Blocco delle consegne, picchetti contro i “crumiri” che sceglieranno di lavorare, turni cancellati all’ultimo minuto per mettere in difficoltà le piattaforme del cibo a domicilio. Dopo l’assemblea del 15 aprile scorso, che al circolo Labàs di Bologna ha riunito per la prima volta i ciclofattorini di tutta Italia per la “prima Internazionale dei riders, ora si passa all’azione. Per Foodora, Deliveroo, Just Eat sarà un Primo maggio rovente: in occasione della festa dei lavoratori i freelance delle consegne a domicilio scenderanno in strada in contemporanea a Milano, Bologna e Torino con una critical mass e tanto di istruzioni per il primo “logout collettivo”, lo sciopero generale, che per i lavoratori digitali della gig economy vuol dire disconnettersi, per 24 ore, dalle app.

“Non metterti a disposizione, togli la geolocalizzazione e vieni in corteo vestito da fattorino”, chiama alle armi il collettivo milanese Deliveroo Strike Raiders, che dà appuntamento davanti alla Stazione centrale alle 14.30. “Prenota il turno e sloggati all’ultimo momento con una scusa o rifiuta tutte le consegne oppure mangiati gli ordini dicendo che si sono compromessi durante il trasporto”. Fino ad arrivare ai picchetti, per impedire ai colleghi che non hanno aderito allo sciopero di completare le consegne nei ristoranti.
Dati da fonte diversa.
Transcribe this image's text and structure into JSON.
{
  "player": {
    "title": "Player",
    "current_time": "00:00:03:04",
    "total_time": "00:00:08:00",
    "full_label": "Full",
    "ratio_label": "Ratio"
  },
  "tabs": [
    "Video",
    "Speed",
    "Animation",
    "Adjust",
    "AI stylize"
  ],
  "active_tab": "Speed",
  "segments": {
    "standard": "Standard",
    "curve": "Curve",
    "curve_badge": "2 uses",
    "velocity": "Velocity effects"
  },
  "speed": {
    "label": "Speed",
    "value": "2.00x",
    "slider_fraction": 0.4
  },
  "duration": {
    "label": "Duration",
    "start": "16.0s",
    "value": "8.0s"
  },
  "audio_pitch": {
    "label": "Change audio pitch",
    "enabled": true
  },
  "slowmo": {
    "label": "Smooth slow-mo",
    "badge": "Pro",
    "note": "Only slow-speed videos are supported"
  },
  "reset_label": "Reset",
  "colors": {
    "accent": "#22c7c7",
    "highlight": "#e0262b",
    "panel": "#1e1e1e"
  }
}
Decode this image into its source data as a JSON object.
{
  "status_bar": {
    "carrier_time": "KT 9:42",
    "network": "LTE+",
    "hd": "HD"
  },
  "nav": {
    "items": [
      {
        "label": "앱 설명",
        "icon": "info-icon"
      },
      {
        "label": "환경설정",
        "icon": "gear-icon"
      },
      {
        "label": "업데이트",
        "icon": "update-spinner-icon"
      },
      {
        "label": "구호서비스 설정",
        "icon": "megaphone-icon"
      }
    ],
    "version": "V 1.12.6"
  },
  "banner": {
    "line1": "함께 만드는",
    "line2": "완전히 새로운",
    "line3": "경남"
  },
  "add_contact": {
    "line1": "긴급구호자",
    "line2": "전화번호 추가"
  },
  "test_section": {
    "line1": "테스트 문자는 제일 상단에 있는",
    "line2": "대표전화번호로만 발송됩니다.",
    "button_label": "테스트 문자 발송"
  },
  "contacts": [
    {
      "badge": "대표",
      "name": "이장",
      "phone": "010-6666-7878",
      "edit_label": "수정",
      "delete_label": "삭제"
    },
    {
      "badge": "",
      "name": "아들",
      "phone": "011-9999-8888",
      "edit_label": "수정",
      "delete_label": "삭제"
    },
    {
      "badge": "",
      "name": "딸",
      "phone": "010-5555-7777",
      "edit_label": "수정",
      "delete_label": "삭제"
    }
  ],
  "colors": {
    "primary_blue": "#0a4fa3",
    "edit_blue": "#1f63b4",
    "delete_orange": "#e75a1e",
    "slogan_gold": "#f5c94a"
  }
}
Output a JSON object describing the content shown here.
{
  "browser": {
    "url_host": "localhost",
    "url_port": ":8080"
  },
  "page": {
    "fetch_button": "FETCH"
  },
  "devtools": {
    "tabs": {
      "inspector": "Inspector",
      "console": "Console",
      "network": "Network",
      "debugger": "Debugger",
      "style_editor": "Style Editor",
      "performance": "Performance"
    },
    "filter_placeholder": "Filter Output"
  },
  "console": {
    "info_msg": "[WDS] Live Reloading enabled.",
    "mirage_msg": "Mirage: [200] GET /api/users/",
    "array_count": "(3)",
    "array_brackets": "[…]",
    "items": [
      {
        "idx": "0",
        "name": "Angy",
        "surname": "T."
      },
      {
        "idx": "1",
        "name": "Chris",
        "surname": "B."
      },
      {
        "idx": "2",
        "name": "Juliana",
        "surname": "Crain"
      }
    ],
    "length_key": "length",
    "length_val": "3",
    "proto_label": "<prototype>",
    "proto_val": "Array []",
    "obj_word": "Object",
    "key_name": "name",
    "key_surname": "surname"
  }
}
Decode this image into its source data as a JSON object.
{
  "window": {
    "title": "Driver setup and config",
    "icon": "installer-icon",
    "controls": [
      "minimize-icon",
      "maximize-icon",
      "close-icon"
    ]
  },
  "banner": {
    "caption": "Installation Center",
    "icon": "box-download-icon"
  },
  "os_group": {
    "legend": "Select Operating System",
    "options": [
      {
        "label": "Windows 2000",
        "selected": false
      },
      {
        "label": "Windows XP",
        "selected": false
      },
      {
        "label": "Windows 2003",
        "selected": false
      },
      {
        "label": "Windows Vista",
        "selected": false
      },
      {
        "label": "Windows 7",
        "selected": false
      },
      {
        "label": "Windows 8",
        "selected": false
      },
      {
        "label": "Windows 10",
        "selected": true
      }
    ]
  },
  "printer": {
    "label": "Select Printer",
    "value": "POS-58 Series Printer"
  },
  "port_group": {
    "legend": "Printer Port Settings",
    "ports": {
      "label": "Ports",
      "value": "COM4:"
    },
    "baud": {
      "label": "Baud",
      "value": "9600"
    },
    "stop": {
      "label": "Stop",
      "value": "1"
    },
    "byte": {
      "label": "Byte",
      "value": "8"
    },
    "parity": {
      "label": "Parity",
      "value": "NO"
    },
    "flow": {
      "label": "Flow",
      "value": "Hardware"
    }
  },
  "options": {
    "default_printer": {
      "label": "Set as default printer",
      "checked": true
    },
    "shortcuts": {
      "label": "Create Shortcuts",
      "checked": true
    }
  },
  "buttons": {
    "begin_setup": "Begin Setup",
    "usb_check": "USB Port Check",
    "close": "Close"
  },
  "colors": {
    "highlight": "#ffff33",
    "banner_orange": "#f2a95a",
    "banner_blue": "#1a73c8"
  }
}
Forme di resistenza 2.0, organizzate dal basso, per rivendicare lo status di lavoratori dipendenti e abolire la paga a cottimo, pretendere una copertura sanitaria in caso di incidenti e attrezzature adeguate come bici ed elmetti e rifiutare la dittatura del rating, la valutazione delle prestazioni dettata dal software. Ma perché sulla “questione riders” si formi una coscienza collettiva è necessario allargare il perimetro della protesta. Ecco allora che l’invito al boicottaggio si rivolge anche ai clienti: “Per il primo maggio cancella l’app dal tuo smartphone”, si legge nel decalogo dello sciopero del primo maggio, “non ordinare pasti con Deliveroo, Glovo, Foodora, Just Eat o Uber Eats”. In tempi di “digital working” va bene anche sferrare un attacco sui social, scrivendo “sulla bacheca delle aziende lamentando l’assenza di diritti dei lavoratori sui loro profili social, queste società, infatti vivono di marketing e di reputazione digitale”.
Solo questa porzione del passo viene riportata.